Appellants argue that the District Court erred because they have acquired title to the disputed strip of land by satisfying all of the elements of adverse possession. Included in these elements is the statutory requirement that an adverse claimant pay all municipal, county and state taxes upon land he occupies and wishes to claim for a continuous period of five years. Section 70-19-411, MCA, provides:
“In no case shall adverse possession be considered established under this code unless it shall be shown that the land has been occupied for a period of 5 years continuously and the party or persons, their predecessors, and grantors have during such period paid all the taxes, state, county, or municipal, which have legally been levied and assessed upon such land.”
While respondents admit that appellants have paid taxes according to their deed description, they argue that such payment does not satisfy the requirements of section 70-19-411, MCA. Their primary contention is that the payment of taxes upon the north 19 feet of Lots 10 and 11 is not equivalent to the payment of taxes upon a portion of land which is approximately 1950 feet in length,
This court has had prior occasion to consider what kind of payment will suffice to meet the requirements of section 70-19-411, MCA. We have held that, where the evidence shows that taxes have been paid on the basis of the land description in the deed which does not include the strip of property in dispute, in the absence of an agreement extending the boundary to include this strip, such payment does not constitute payment of the taxes on the disputed strip. Townsend v. Koukol (1966), 148 Mont. 1, 8-9, 416 P.2d 532, 536; Stephens v. Hurly (1977), 172 Mont. 269, 563 P.2d 546, 551. However, where a boundary line has been agreed upon or fixed because of the uncertainty of the parties as to the true boundary and the deed description does not include the disputed land, the payment of taxes according to the deed description does constitute a payment upon such land for the purpose of satisfying the statute. Townsend v. Koukol, 148 Mont. at 8, 416 P.2d at 536.

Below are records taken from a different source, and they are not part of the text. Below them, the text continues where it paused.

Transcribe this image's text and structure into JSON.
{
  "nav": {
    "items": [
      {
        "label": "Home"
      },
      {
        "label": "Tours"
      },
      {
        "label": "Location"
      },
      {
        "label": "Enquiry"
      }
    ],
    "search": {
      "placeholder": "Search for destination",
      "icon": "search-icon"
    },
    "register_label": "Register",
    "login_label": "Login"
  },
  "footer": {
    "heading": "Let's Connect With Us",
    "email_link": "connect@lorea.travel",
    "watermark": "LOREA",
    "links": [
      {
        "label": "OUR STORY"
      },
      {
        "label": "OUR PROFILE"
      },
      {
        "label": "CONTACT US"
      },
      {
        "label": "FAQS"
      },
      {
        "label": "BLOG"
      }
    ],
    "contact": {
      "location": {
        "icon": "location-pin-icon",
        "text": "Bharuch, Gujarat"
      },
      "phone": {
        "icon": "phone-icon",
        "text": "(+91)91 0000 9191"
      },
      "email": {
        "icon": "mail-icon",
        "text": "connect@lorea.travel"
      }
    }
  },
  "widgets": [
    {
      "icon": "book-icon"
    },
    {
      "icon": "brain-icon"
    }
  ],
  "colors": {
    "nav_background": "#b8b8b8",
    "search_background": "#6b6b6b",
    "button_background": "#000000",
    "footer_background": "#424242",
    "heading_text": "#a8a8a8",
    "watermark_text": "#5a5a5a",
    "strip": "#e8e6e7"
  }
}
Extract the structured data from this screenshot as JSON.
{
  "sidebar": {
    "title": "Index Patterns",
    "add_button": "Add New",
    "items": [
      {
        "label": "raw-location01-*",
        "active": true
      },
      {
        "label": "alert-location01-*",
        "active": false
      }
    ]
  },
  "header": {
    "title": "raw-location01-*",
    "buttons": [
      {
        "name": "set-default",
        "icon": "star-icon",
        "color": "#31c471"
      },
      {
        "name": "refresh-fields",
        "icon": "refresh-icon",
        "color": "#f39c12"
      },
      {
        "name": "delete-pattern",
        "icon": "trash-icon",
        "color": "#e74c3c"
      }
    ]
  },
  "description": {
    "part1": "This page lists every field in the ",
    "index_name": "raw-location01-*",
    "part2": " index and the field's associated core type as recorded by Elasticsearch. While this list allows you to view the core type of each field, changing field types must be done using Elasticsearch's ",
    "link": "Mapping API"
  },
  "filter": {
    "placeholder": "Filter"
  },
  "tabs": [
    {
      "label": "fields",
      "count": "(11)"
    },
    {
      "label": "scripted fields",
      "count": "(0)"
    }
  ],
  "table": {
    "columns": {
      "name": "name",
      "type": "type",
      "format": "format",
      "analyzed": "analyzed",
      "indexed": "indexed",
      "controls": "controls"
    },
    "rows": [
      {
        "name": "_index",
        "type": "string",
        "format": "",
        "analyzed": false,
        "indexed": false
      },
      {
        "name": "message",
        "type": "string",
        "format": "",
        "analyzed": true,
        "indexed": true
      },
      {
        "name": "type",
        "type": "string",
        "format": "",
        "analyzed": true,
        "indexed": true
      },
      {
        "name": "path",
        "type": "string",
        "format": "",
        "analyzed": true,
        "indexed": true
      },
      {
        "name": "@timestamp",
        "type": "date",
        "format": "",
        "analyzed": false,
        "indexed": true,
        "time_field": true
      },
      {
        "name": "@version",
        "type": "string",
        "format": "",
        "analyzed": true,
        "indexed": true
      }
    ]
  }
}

The question of fact which is most crucial to a determination of the issue facing this Court, then, is whether an agreement existed between appellants and respondents, or their predecessors in interest, that the disputed strip of land lay within an agreed upon or fixed boundary.
Appellants have filed two pleadings which allege that the “boundary line dispute was settled between . . . Nott and Shupak by an agreement being reached as to the correct placement of the boundary line on the fence line as constructed by [Nott] ...” Moreover, they have filed the deposition of Lyle Nott in which he answers the following questions:
“Q. So sometime, then, after you bought, I understand there became a dispute between you and the Shupaks regarding the boundaries of the two adjoining pieces of land? A. That’s right.
*265 “Q. As a result of that survey, then, you and the Shupak’s [sic] then settled the difference of opinion on the boundaries of your property? A. We did.
“Q. And he deeded to you, to settle that dispute, he deeded to you the north 19 feet of Lots 10 and 11 in Section 4? A. That’s right.”
Respondents, in turn, have left the above allegations uncontroverted in their briefs and have also admitted that the disputed strip is “enclosed within a . . . fence originally constructed by the [Notts].”
In view of this testimony, we find that the pleadings, depositions and admissions place in controversy a genuine issue of material fact, namely whether an agreement existed between the Notts and Shupaks that extended the boundary line between their properties to include the disputed portion of land. This question may ultimately be determinative of the result in the case.
Accordingly, we find that it was error for the District Court to grant respondent's’ motions for summary judgment, and we remand this cause to the District Court for a full hearing on the matter.